The shares of the FMCG business fell by 4% to hit an intraday low of ₹266.45, while a large volume of shares were traded, with 558.10 lakh shares being changed for a value of ₹1,532.71 crore. The current market capitalisation stands at ₹35,143.31 crore.
“Adani Enterprises Limited (“AEL”), Adani Commodities LLP (“ACL”) and Lence Pte. Ltd., a wholly owned subsidiary of Wilmar International Limited (“Lence”), have entered into a share purchase agreement (“SPA”) in terms of which Lence has agreed to purchase, and ACL has agreed to sell not less than 142,964,647 equity shares representing 11.00% of the issued and paid-up equity share capital of AWL Agri Business Limited (“Company”) held by ACL and up to a maximum of 259,935,721 equity shares representing up to 20.00% of the issued and paid-up equity share capital of AWL, such final number of equity shares to be determined by Lence in its absolute discretion (“Sale Shares”), at a price per Sale Share of an amount of INR 275 which shall be payable by Lence to ACL in accordance with the terms set out in the SPA (“Transaction”),” read the statement. As per the statement, the floor price was offered at a 0.63% discount.

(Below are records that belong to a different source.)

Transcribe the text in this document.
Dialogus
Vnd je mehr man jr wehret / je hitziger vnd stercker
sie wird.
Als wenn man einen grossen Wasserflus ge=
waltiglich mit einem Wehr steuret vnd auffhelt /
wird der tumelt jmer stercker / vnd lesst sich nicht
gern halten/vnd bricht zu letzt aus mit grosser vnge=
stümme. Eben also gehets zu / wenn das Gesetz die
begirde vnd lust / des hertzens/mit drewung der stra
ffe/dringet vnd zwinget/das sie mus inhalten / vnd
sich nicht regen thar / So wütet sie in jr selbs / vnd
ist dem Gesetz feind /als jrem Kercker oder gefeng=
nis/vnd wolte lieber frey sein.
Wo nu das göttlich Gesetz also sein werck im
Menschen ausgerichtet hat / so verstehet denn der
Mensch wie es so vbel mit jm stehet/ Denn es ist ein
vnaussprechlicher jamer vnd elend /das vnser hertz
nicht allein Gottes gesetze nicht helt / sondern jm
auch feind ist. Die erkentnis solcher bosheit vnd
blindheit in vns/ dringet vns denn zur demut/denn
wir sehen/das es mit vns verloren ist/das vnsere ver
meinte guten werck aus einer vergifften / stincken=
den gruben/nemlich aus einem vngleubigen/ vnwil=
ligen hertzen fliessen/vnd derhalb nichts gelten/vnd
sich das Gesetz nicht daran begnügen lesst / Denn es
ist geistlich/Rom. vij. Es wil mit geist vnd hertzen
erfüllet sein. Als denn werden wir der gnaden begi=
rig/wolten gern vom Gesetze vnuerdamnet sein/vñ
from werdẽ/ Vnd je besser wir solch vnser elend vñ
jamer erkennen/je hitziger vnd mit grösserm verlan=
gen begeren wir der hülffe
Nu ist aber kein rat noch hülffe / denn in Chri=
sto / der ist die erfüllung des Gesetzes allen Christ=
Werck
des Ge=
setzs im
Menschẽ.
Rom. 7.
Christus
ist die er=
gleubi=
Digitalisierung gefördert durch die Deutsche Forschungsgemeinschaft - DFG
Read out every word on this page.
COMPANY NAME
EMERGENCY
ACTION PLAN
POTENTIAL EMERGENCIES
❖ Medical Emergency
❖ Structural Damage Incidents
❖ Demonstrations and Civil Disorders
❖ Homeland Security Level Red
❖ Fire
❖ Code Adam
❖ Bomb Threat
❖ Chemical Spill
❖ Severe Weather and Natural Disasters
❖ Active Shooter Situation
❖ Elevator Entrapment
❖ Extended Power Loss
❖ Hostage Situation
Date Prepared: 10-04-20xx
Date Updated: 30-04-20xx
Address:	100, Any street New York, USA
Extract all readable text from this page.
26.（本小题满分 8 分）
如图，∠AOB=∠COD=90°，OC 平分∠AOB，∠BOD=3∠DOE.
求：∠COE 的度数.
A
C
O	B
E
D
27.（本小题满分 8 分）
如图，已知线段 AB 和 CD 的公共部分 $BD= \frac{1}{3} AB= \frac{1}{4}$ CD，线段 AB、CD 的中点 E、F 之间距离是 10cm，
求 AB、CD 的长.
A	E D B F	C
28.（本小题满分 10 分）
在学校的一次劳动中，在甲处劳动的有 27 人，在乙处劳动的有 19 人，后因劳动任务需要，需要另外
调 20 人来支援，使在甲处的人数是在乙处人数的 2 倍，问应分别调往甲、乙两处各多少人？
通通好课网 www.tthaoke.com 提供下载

With Adani’s exit, Singapore-based Wilmar International has become the sole promoter, holding about 57% of AWL Agri.
AWL Agri announced its Q2 results, where it recorded a 22% YoY jump in its revenue to Rs 17,605 crore, while PAT fell 22% on a YoY basis to Rs 245 crore, reasoning on account of a strong base quarter. In Q2, segment-wise, revenue from Edible oils rose 26% YoY, and Industry Essentials posted a 19% increase. Food & FMCG revenue declined by 2% as it was impacted by lower non-branded rice exports, one-off G2G rice business in the base year and consolidation of non-basmati rice business. On an LTM basis, the Company delivered normalised operating EBITDA of Rs 2,328 crore. In Q2 FY26, normalised operating EBITDA stood at Rs 559 crore and PAT at Rs 245 crore.